Fortunately, jumping into DisplayMate did little to change my mind. To start off, the grey-scale performance is really impressive – always keeping in mind we’re dealing with a TN panel here. Amazingly, the T220HD managed to distinguish between even the darkest shades, though it couldn’t quite manage the lightest two.
There was a touch of backlight bleed along the bottom of the screen and a slight hint of banding. However, don’t be too discouraged by these factors; the excellent tonal reproduction, great contrast and likewise remarkable vertical viewing angles more than make up for the panel’s shortcomings. The only traditional weakness it retains to an annoying extent is that viewing the panel from below causes dramatic contrast and colour shift. However, if you’re in this position – for example, watching TV from a seat lower than the display – the generous forward tilt will sort it out.

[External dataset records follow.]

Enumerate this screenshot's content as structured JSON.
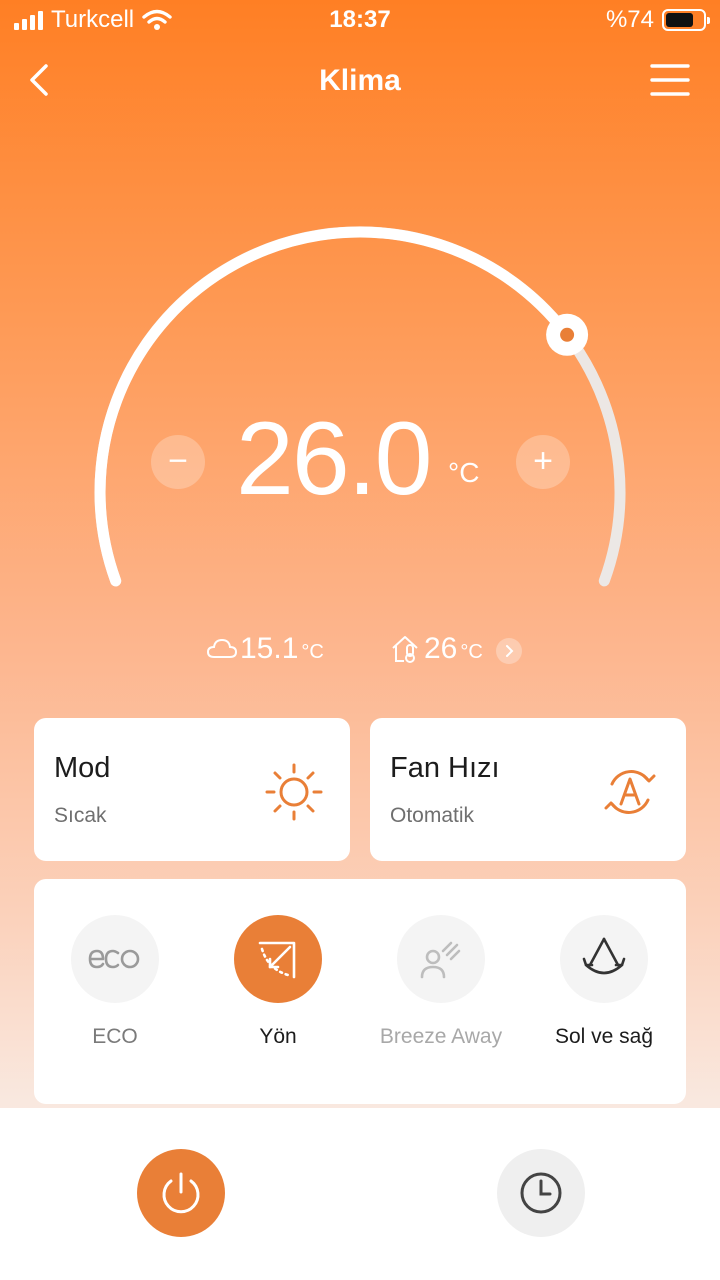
{
  "status_bar": {
    "carrier": "Turkcell",
    "time": "18:37",
    "battery_text": "%74",
    "battery_level": 0.74
  },
  "nav": {
    "title": "Klima",
    "back_icon": "chevron-left-icon",
    "menu_icon": "hamburger-menu-icon"
  },
  "thermostat": {
    "temperature": "26.0",
    "unit": "°C",
    "minus_label": "−",
    "plus_label": "+",
    "setpoint_fraction": 0.74
  },
  "readings": {
    "outdoor_value": "15.1",
    "outdoor_unit": "°C",
    "outdoor_icon": "cloud-icon",
    "indoor_value": "26",
    "indoor_unit": "°C",
    "indoor_icon": "home-thermometer-icon"
  },
  "mode_card": {
    "title": "Mod",
    "value": "Sıcak",
    "icon": "sun-icon"
  },
  "fan_card": {
    "title": "Fan Hızı",
    "value": "Otomatik",
    "icon": "auto-fan-icon"
  },
  "options": [
    {
      "label": "ECO",
      "icon": "eco-icon",
      "active": false
    },
    {
      "label": "Yön",
      "icon": "direction-icon",
      "active": true
    },
    {
      "label": "Breeze Away",
      "icon": "breeze-away-icon",
      "active": false
    },
    {
      "label": "Sol ve sağ",
      "icon": "swing-left-right-icon",
      "active": false
    }
  ],
  "bottom": {
    "power_icon": "power-icon",
    "timer_icon": "clock-icon"
  },
  "colors": {
    "accent": "#e97f37",
    "header_orange": "#ff7f24",
    "card_bg": "#ffffff"
  }
}
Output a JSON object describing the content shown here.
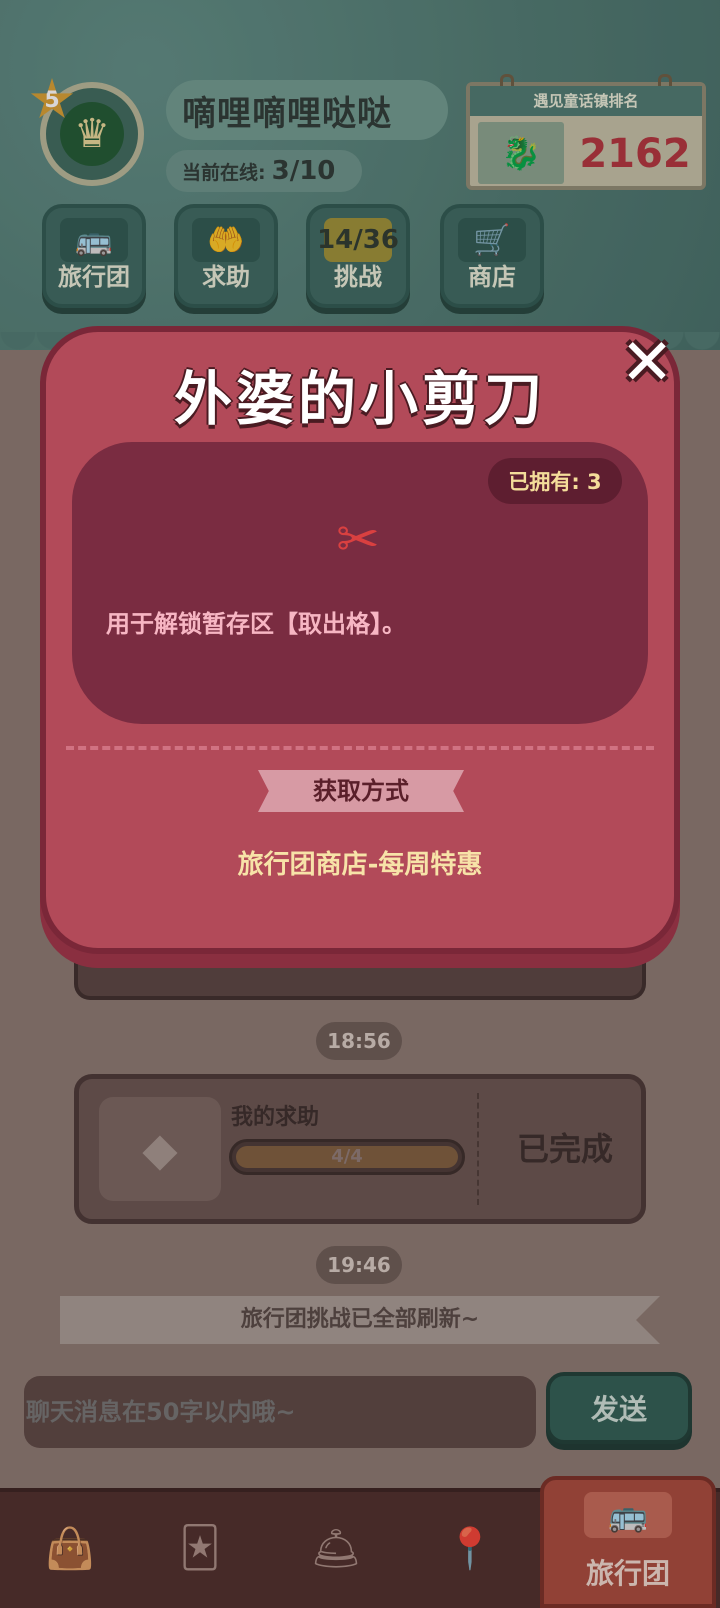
{
  "player": {
    "level": "5",
    "name": "嘀哩嘀哩哒哒",
    "online_label": "当前在线:",
    "online_value": "3/10"
  },
  "rank": {
    "title": "遇见童话镇排名",
    "value": "2162"
  },
  "nav": {
    "items": [
      {
        "label": "旅行团",
        "icon": "bus-icon"
      },
      {
        "label": "求助",
        "icon": "hand-icon"
      },
      {
        "label": "挑战",
        "badge": "14/36"
      },
      {
        "label": "商店",
        "icon": "cart-icon"
      }
    ]
  },
  "modal": {
    "title": "外婆的小剪刀",
    "owned": "已拥有: 3",
    "description": "用于解锁暂存区【取出格】。",
    "how_to_get_label": "获取方式",
    "how_to_get_value": "旅行团商店-每周特惠",
    "icon": "scissors-icon"
  },
  "chat": {
    "time1": "18:56",
    "help_card": {
      "title": "我的求助",
      "progress_text": "4/4",
      "progress": 1.0,
      "status": "已完成"
    },
    "time2": "19:46",
    "banner": "旅行团挑战已全部刷新~",
    "input_placeholder": "聊天消息在50字以内哦~",
    "send_label": "发送"
  },
  "tabs": {
    "active_label": "旅行团"
  }
}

Watching films on the T220HD is also a visual pleasure. You’ll probably want to avoid the Movie mode, since despite deepening blacks it will lose you quite a bit of detail in those dark areas of many films. Instead, leave it in Standard mode and fine tune the main settings. Alternatively, rather surprisingly, Dynamic mode actually offered an acceptable compromise too, darkening your viewing material less than the Movie mode did while making an appreciable difference in contrast with only minimal loss of detail.